Como la herida de Filoctetes, este lenguaje lleva su cura,
su aflicción radiante ; renuente ahora,
como la de Aquiles, mi nave desliza la cadena de su ancla,
atada a su cruz al dejarla ; su proa asiente
simplemente a las letras, con cuadernas de nuestra madera nativa,
surcando estos últimos atormentados versos ; su ritmo concuerda
que todo lo que olvidó un vencejo lo hizo recordar
desde aquel amanecer de hachas y laureles,
hasta los carbones del ocaso, lentamente hasta una brasa.
Y el mismo Aquiles había sido uno de esos niños
cuyas voces son resaca bajo un techo galvanizado ;
ovejas balando en el patio de la escuela ; un Caribe
cuyas crestas lanudas eran los lomos del rebaño de los Cíclopes,
con el hombre astuto bajo la panza de una. Historias tristes
recitábamos como niños levantados con la roca
de Polifemo. De un Omeros de yeso
el humo y las bufandas de colas de yeguas,
fantasmas de tiza continuamente asociados a través de nuestro propio cielo.

 

III

Fuera de su elemento, la macarela se sacudía
golpeaba, de plata, luego de plomo. Las escalas bermellones
de tortugas se desvanecían como el sol poniente. Los húmedos
abanicos de mar cubiertos de musgo coralino que batían las algas en el agua alambrada
se ponían tiesos como un laso de hueso, y los zarcillos goteantes
de un pulpo encogían sus manos ante la matanza
de los cuchillos destripadores.

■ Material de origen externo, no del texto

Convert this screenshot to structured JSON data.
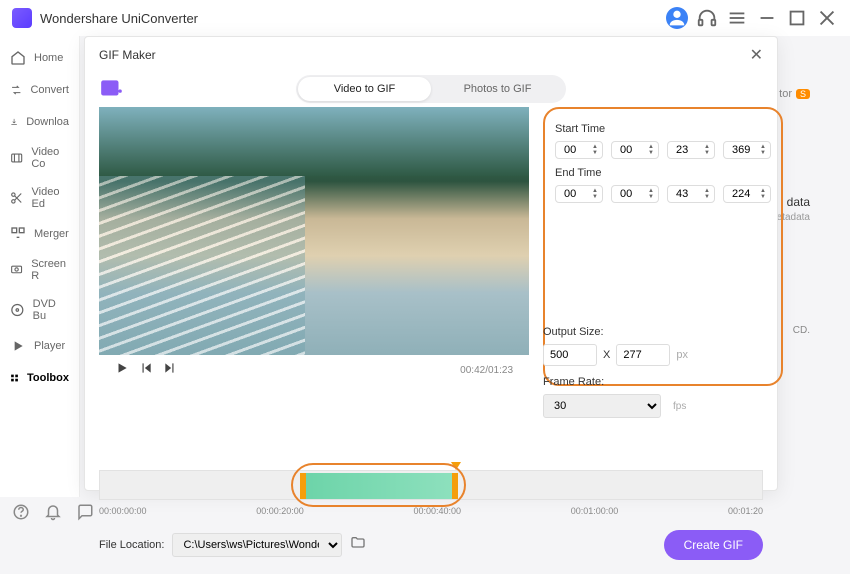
{
  "app": {
    "title": "Wondershare UniConverter"
  },
  "sidebar": {
    "items": [
      {
        "label": "Home"
      },
      {
        "label": "Convert"
      },
      {
        "label": "Downloa"
      },
      {
        "label": "Video Co"
      },
      {
        "label": "Video Ed"
      },
      {
        "label": "Merger"
      },
      {
        "label": "Screen R"
      },
      {
        "label": "DVD Bu"
      },
      {
        "label": "Player"
      },
      {
        "label": "Toolbox"
      }
    ]
  },
  "backdrop": {
    "tor": "tor",
    "s": "S",
    "data": "data",
    "etadata": "etadata",
    "cd": "CD."
  },
  "modal": {
    "title": "GIF Maker",
    "tabs": {
      "video": "Video to GIF",
      "photos": "Photos to GIF"
    },
    "startTime": {
      "label": "Start Time",
      "h": "00",
      "m": "00",
      "s": "23",
      "ms": "369"
    },
    "endTime": {
      "label": "End Time",
      "h": "00",
      "m": "00",
      "s": "43",
      "ms": "224"
    },
    "outputSize": {
      "label": "Output Size:",
      "w": "500",
      "x": "X",
      "h": "277",
      "unit": "px"
    },
    "frameRate": {
      "label": "Frame Rate:",
      "value": "30",
      "unit": "fps"
    },
    "timeReadout": "00:42/01:23",
    "ticks": [
      "00:00:00:00",
      "00:00:20:00",
      "00:00:40:00",
      "00:01:00:00",
      "00:01:20"
    ],
    "fileLocationLabel": "File Location:",
    "fileLocation": "C:\\Users\\ws\\Pictures\\Wonders",
    "createBtn": "Create GIF"
  }
}
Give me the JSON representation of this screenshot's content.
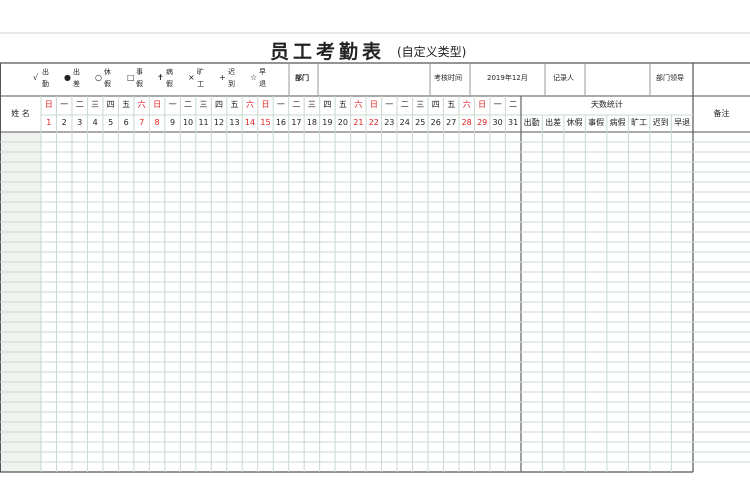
{
  "title": {
    "main": "员工考勤表",
    "sub": "(自定义类型)"
  },
  "legend": [
    {
      "symbol": "√",
      "label": "出\n勤"
    },
    {
      "symbol": "●",
      "label": "出\n差"
    },
    {
      "symbol": "○",
      "label": "休\n假"
    },
    {
      "symbol": "□",
      "label": "事\n假"
    },
    {
      "symbol": "✝",
      "label": "病\n假"
    },
    {
      "symbol": "×",
      "label": "旷\n工"
    },
    {
      "symbol": "+",
      "label": "迟\n到"
    },
    {
      "symbol": "☆",
      "label": "早\n退"
    }
  ],
  "info": {
    "dept_label": "部门",
    "period_label": "考核时间",
    "period_value": "2019年12月",
    "recorder_label": "记录人",
    "leader_label": "部门领导"
  },
  "name_header": "姓 名",
  "weekdays": [
    "日",
    "一",
    "二",
    "三",
    "四",
    "五",
    "六",
    "日",
    "一",
    "二",
    "三",
    "四",
    "五",
    "六",
    "日",
    "一",
    "二",
    "三",
    "四",
    "五",
    "六",
    "日",
    "一",
    "二",
    "三",
    "四",
    "五",
    "六",
    "日",
    "一",
    "二"
  ],
  "days": [
    "1",
    "2",
    "3",
    "4",
    "5",
    "6",
    "7",
    "8",
    "9",
    "10",
    "11",
    "12",
    "13",
    "14",
    "15",
    "16",
    "17",
    "18",
    "19",
    "20",
    "21",
    "22",
    "23",
    "24",
    "25",
    "26",
    "27",
    "28",
    "29",
    "30",
    "31"
  ],
  "weekend_indices": [
    0,
    6,
    7,
    13,
    14,
    20,
    21,
    27,
    28
  ],
  "stats_header": "天数统计",
  "stats_columns": [
    "出勤",
    "出差",
    "休假",
    "事假",
    "病假",
    "旷工",
    "迟到",
    "早退"
  ],
  "remark_header": "备注",
  "colors": {
    "grid": "#c8d8d0",
    "border": "#555555",
    "weekend": "#e02020",
    "name_col": "#eef3ef"
  }
}
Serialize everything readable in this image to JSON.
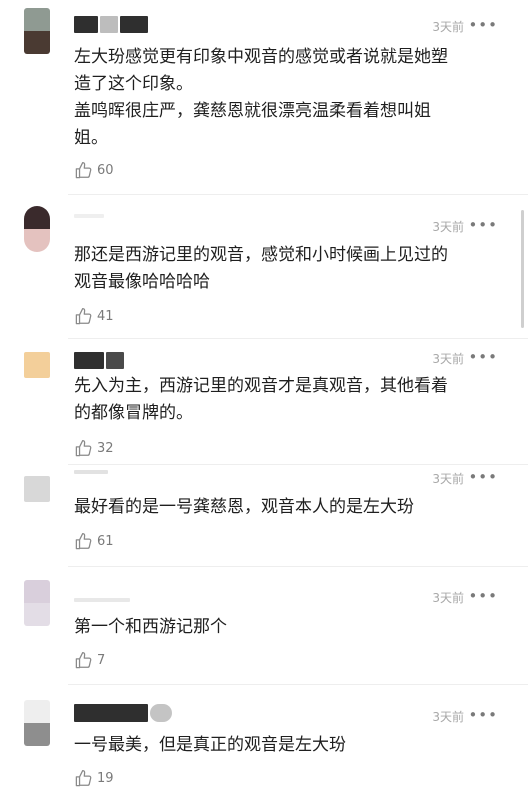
{
  "comments": [
    {
      "time": "3天前",
      "more": "•••",
      "text_lines": [
        "左大玢感觉更有印象中观音的感觉或者说就是她塑",
        "造了这个印象。",
        "盖鸣晖很庄严，龚慈恩就很漂亮温柔看着想叫姐",
        "姐。"
      ],
      "likes": "60"
    },
    {
      "time": "3天前",
      "more": "•••",
      "text_lines": [
        "那还是西游记里的观音，感觉和小时候画上见过的",
        "观音最像哈哈哈哈"
      ],
      "likes": "41"
    },
    {
      "time": "3天前",
      "more": "•••",
      "text_lines": [
        "先入为主，西游记里的观音才是真观音，其他看着",
        "的都像冒牌的。"
      ],
      "likes": "32"
    },
    {
      "time": "3天前",
      "more": "•••",
      "text_lines": [
        "最好看的是一号龚慈恩，观音本人的是左大玢"
      ],
      "likes": "61"
    },
    {
      "time": "3天前",
      "more": "•••",
      "text_lines": [
        "第一个和西游记那个"
      ],
      "likes": "7"
    },
    {
      "time": "3天前",
      "more": "•••",
      "text_lines": [
        "一号最美，但是真正的观音是左大玢"
      ],
      "likes": "19"
    }
  ],
  "colors": {
    "avatar_1_top": "#8f9a92",
    "avatar_1_bottom": "#4a3a32",
    "avatar_2_top": "#3a2a2c",
    "avatar_2_bottom": "#e4c2bf",
    "avatar_3": "#f3cf9a",
    "avatar_4": "#d8d8d8",
    "avatar_5_top": "#d9cfdc",
    "avatar_5_bottom": "#e3dde6",
    "avatar_6_top": "#eeeeee",
    "avatar_6_bottom": "#8e8e8e",
    "name_redaction": "#2f2f2f",
    "time_text": "#a8a8a8",
    "like_icon": "#8a8a8a"
  }
}
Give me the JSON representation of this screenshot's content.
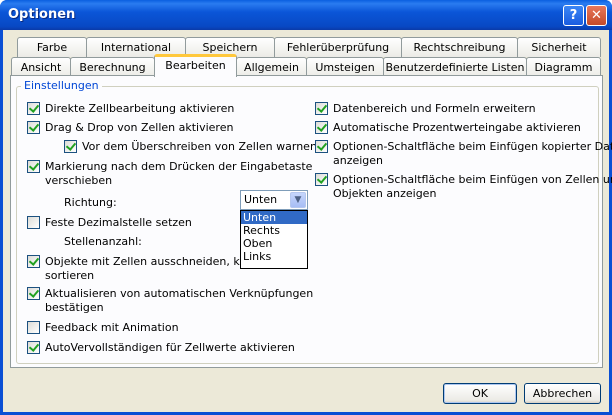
{
  "window": {
    "title": "Optionen",
    "help_label": "?",
    "close_label": "✕"
  },
  "tabs_row1": [
    "Farbe",
    "International",
    "Speichern",
    "Fehlerüberprüfung",
    "Rechtschreibung",
    "Sicherheit"
  ],
  "tabs_row2": [
    "Ansicht",
    "Berechnung",
    "Bearbeiten",
    "Allgemein",
    "Umsteigen",
    "Benutzerdefinierte Listen",
    "Diagramm"
  ],
  "active_tab": "Bearbeiten",
  "group": {
    "label": "Einstellungen"
  },
  "left_options": [
    {
      "label": "Direkte Zellbearbeitung aktivieren",
      "checked": true
    },
    {
      "label": "Drag & Drop von Zellen aktivieren",
      "checked": true
    },
    {
      "label": "Vor dem Überschreiben von Zellen warnen",
      "checked": true
    },
    {
      "label": "Markierung nach dem Drücken der Eingabetaste",
      "label2": "verschieben",
      "checked": true
    },
    {
      "label": "Feste Dezimalstelle setzen",
      "checked": false
    },
    {
      "label": "Objekte mit Zellen ausschneiden, kopieren",
      "label2": "sortieren",
      "checked": true
    },
    {
      "label": "Aktualisieren von automatischen Verknüpfungen",
      "label2": "bestätigen",
      "checked": true
    },
    {
      "label": "Feedback mit Animation",
      "checked": false
    },
    {
      "label": "AutoVervollständigen für Zellwerte aktivieren",
      "checked": true
    }
  ],
  "right_options": [
    {
      "label": "Datenbereich und Formeln erweitern",
      "checked": true
    },
    {
      "label": "Automatische Prozentwerteingabe aktivieren",
      "checked": true
    },
    {
      "label": "Optionen-Schaltfläche beim Einfügen kopierter Daten",
      "label2": "anzeigen",
      "checked": true
    },
    {
      "label": "Optionen-Schaltfläche beim Einfügen von Zellen und",
      "label2": "Objekten anzeigen",
      "checked": true
    }
  ],
  "richtung": {
    "label": "Richtung:",
    "value": "Unten",
    "options": [
      "Unten",
      "Rechts",
      "Oben",
      "Links"
    ]
  },
  "stellenanzahl": {
    "label": "Stellenanzahl:"
  },
  "buttons": {
    "ok": "OK",
    "cancel": "Abbrechen"
  }
}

Aquiles desuturó las entrañas
y las arrojó a la arena para los perros mestizos con costillas de palmera
y las picadoras moscas. Tan avezados como hienas
trotaron los perros, luego se detuvieron, ladeando los hocicos
para devorar con patas trémulas y luego levatar la nariz
a más despojos. Un Aquiles triunfante
con las manos enguantadas de sangre se encaminó a las otras canoas
cuyos cascos latían de pescados. En la red de arrastre
las macarelas plateadas multiplicaban el ruido
de monedas en una vasija. Las balanzas de cobre, oscilando
eran balanceadas por una lágrima de hierro ; luego había paz.
Lavaban sus cuchillos cortos, enrollaban las velas de sacos de harina,
luego ayudaban a arrastrar al En Dios Confeamos de nuevo a su lugar,
colocando troncos bajo su quilla. Él sentía sus músculos
desanudarse como una cuerda. Las redes estaba cerrando los ojos
combándose en postes de bambú cerca de la bodega de concreto.
En el tubo del depósito de agua de la arenosa pileta el adolorido Aquiles
se lavaba la arena de sus talones, luego apretaba el tapón de bronce
hasta la última gota. Un inmenso vacío lila
aquietaba el mar. Husmeó su nombre en una axila.
Se sacó las escamas secas de sus manos. Le gustaban los olores
del mar en él. La noche abanicaba su brasero
desde una estrella que se encendía. El Sin Dolor alumbró sus puertas
en la aldea. Aquiles puso el trozo de delfín
que había guardado para Helena en la oxidada lata de Héctor.
Una luna llena brillaba como una tajada de cebolla cruda.
Cuando dejó la playa el mar todavía proseguía.